What You Need to Know
- It's normal for significant legislation to have technical drafting errors, but the Secure 2.0 Act package included some big ones.
- One big error, for instance, would inadvertently disallow 401(k) catch-up contributions after 2024.
- The push is already on to find a piece of must-pass legislation to which to attach the new Secure 2.0 corrections bill.
Two key Congressional committees have released identical discussion drafts of legislation containing Secure 2.0 Act technical corrections and other clarifications.
Late on Wednesday, the Senate Health, Education, Labor and Pensions (HELP) Committee published a discussion draft of key legislation containing technical corrections and other clarifications concerning the Setting Every Community Up for Retirement Enhancement (Secure) 2.0 Act, colloquially known as the Secure 2.0 Act.
Members of the House Committee on Ways and Means also introduced an identical measure Wednesday, and the text of the bicameral discussion draft is now available for public review and comment.
Stakeholders across the financial services and retirement planning industries have been eagerly awaiting introduction of the legislation.

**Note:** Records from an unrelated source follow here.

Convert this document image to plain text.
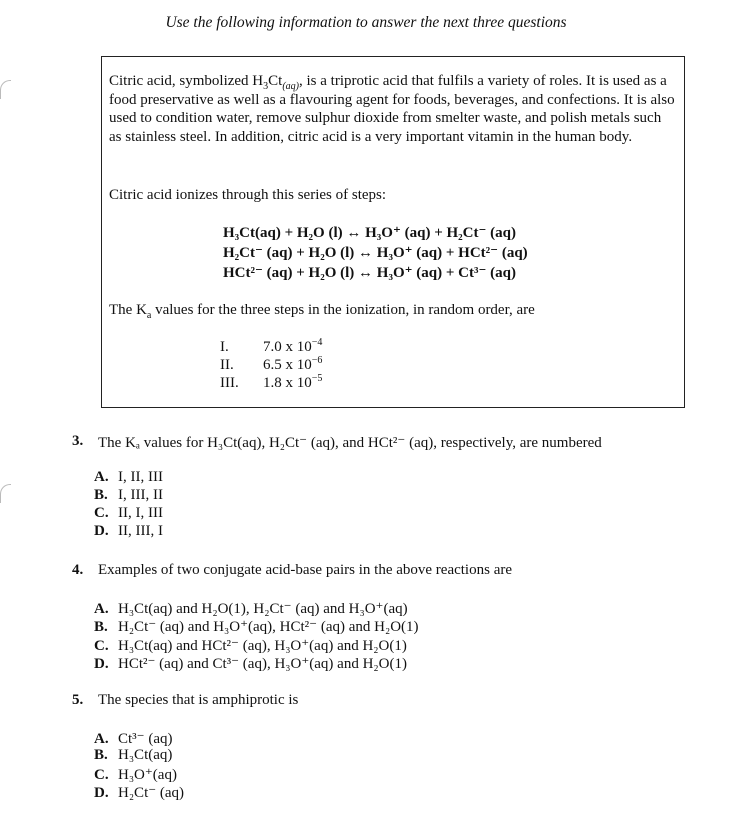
Use the following information to answer the next three questions
Citric acid, symbolized $H_3Ct_{(aq)}$, is a triprotic acid that fulfils a variety of roles. It is used as a food preservative as well as a flavouring agent for foods, beverages, and confections. It is also used to condition water, remove sulphur dioxide from smelter waste, and polish metals such as stainless steel. In addition, citric acid is a very important vitamin in the human body.
Citric acid ionizes through this series of steps:
H₃Ct(aq) + H₂O (l) ↔ H₃O⁺ (aq) + H₂Ct⁻ (aq)
H₂Ct⁻ (aq) + H₂O (l) ↔ H₃O⁺ (aq) + HCt²⁻ (aq)
HCt²⁻ (aq) + H₂O (l) ↔ H₃O⁺ (aq) + Ct³⁻ (aq)
The $K_a$ values for the three steps in the ionization, in random order, are
I. 7.0 x $10^{-4}$
II. 6.5 x $10^{-6}$
III. 1.8 x $10^{-5}$
3. The Kₐ values for H₃Ct(aq), H₂Ct⁻ (aq), and HCt²⁻ (aq), respectively, are numbered
A. I, II, III
B. I, III, II
C. II, I, III
D. II, III, I
4. Examples of two conjugate acid-base pairs in the above reactions are
A. H₃Ct(aq) and H₂O(1), H₂Ct⁻ (aq) and H₃O⁺(aq)
B. H₂Ct⁻ (aq) and H₃O⁺(aq), HCt²⁻ (aq) and H₂O(1)
C. H₃Ct(aq) and HCt²⁻ (aq), H₃O⁺(aq) and H₂O(1)
D. HCt²⁻ (aq) and Ct³⁻ (aq), H₃O⁺(aq) and H₂O(1)
5. The species that is amphiprotic is
A. Ct³⁻ (aq)
B. H₃Ct(aq)
C. H₃O⁺(aq)
D. H₂Ct⁻ (aq)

As various experts have stressed in discussions with ThinkAdvisor over the last year and a half, it is normal for big pieces of legislation to contain technical drafting errors, but the Secure 2.0 Act package included some big ones that could be materially disruptive for retirement savers and employers — clearly cutting against Congress’s stated intent.
One big error is found in Section 603 of the law, which is intended to increase pretax “catch-up contributions” for 401(k) plans and individual retirement accounts by 50% for individuals between the ages of 60 and 63.
However, as written, the law would inadvertently disallow catch-up contributions and significantly restrict how the catch-up contribution rules apply to employees who participate in plans of unrelated employers.
Congress’s actual intent in the errant section was to require catch-up contributions for participants whose wages from the employer sponsoring the plan exceeded $145,000 for the preceding year to be made on a Roth basis while permitting other participants to make catch-up contributions on either a pre-tax or a Roth basis, some expert say.
These are among the clarifications included in the new bill.